Num passado não tão distante, o SINTASP agia de forma muito atuante, acampava nas praças, guerreava na justiça sem pestanejar, era engajado. Poucos sabem, mas durante algum tempo fomos a cidade que melhor remunerava professores municipais no país, isso tudo fruto de um sindicado intenso e atuante.

Quando o ex-presidente do “sintasp” foi para o outro lado do front, houve uma necessidade de arrumar algo constituído em couro, que é colocado sobre a sela, e permite uma cavalgada mais confortável.

Longe de Casa

A título de exemplo de peleguismo, servidores municipais com dois terços de férias atrasados, tiveram que recorrer ao Ministério Público Estadual para obter alguma resposta do executivo sobre esses atrasos. Tudo isso ocorria ao mesmo tempo que, o atual presidente do sindicato postava fotos em seu facebook marchando pelo direito de servidores públicos a quilômetros de Coelho Neto, numa conveniente cidade litorânea.

Deu B.O

Uma assembléia realizada em pleno estado de pandemia pelo (SINTASP-MCN), causou revolta em seus filiados. Vários boletins de ocorrência estão sendo formalizados contra o sindicato, e os motivos envolvem a divulgação obrigatória da assembleia feito em um jornal que não circula em Coelho Neto, o período inoportuno para aglomerar pessoas e a assinatura em ata de pessoas que sequer sabiam de tal assembleia.
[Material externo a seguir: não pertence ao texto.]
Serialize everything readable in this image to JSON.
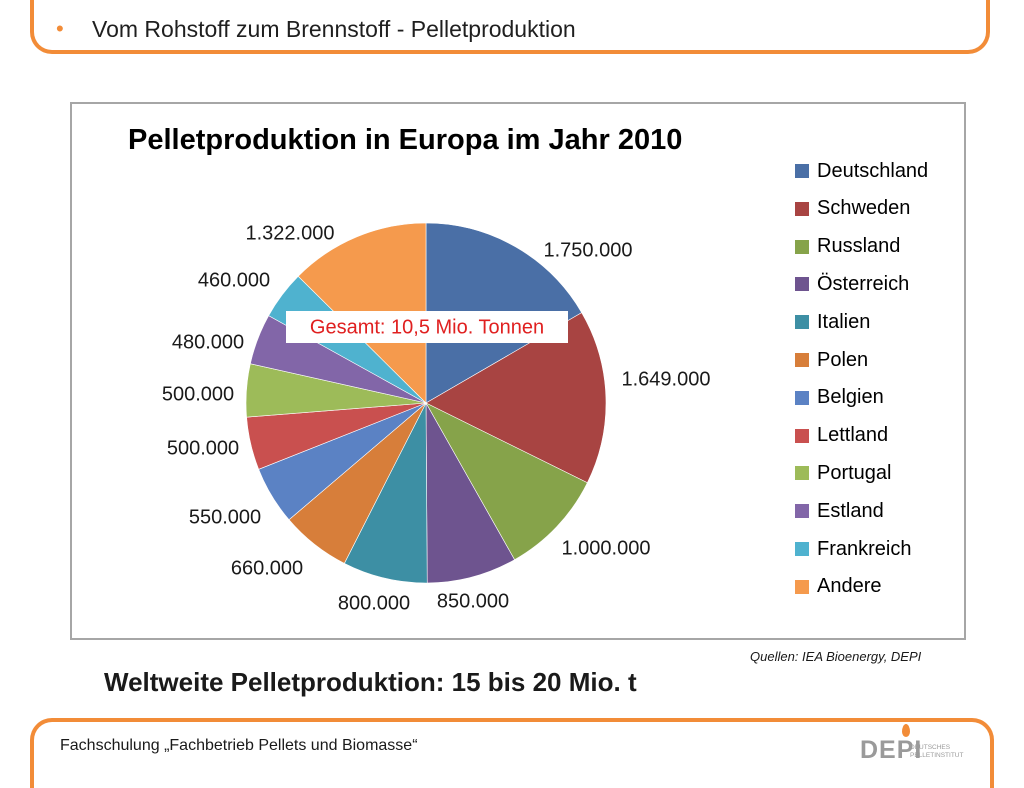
{
  "slide": {
    "bullet": "•",
    "heading": "Vom Rohstoff zum Brennstoff - Pelletproduktion",
    "source": "Quellen: IEA Bioenergy, DEPI",
    "summary": "Weltweite Pelletproduktion: 15 bis 20 Mio. t",
    "footer": "Fachschulung „Fachbetrieb Pellets und Biomasse“",
    "logo": "DEPI",
    "logo_sub_1": "DEUTSCHES",
    "logo_sub_2": "PELLETINSTITUT",
    "accent_color": "#f28c38"
  },
  "chart_data": {
    "type": "pie",
    "title": "Pelletproduktion in Europa im Jahr 2010",
    "annotation": "Gesamt: 10,5 Mio. Tonnen",
    "categories": [
      "Deutschland",
      "Schweden",
      "Russland",
      "Österreich",
      "Italien",
      "Polen",
      "Belgien",
      "Lettland",
      "Portugal",
      "Estland",
      "Frankreich",
      "Andere"
    ],
    "values": [
      1750000,
      1649000,
      1000000,
      850000,
      800000,
      660000,
      550000,
      500000,
      500000,
      480000,
      460000,
      1322000
    ],
    "labels": [
      "1.750.000",
      "1.649.000",
      "1.000.000",
      "850.000",
      "800.000",
      "660.000",
      "550.000",
      "500.000",
      "500.000",
      "480.000",
      "460.000",
      "1.322.000"
    ],
    "colors": [
      "#4a6fa6",
      "#a84442",
      "#86a34a",
      "#6e548f",
      "#3d8fa4",
      "#d77e3a",
      "#5b82c4",
      "#c9504f",
      "#9dbb59",
      "#8266a8",
      "#4fb2cf",
      "#f59a4d"
    ],
    "legend_position": "right"
  }
}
Uma associada divulgou uma carta aberta afirmando que não participou de assembleia nenhuma, mesmo com seu nome constando na lista de presentes da ata da assembleia registrada em cartório. A associada registrou um boletim de ocorrência contra o sindicato, e o crime cometido foi o de falsidade ideológica com pena de 1(um) a 5 (cinco) anos, e multa, se o documento é público.

Nome de associada consta na lista de presença da assembleia, mas ela diz não ter participado

Este ano, escolhe-se através de votação uma nova diretoria para dirigir o sindicato. Com a maior parte dos servidores públicos associados sobrecarregados com os sentimentos de abandono e revolta, tudo se encaminha para o fim de um ciclo que já dura 18 anos. A mudança está nas mãos dos servidores.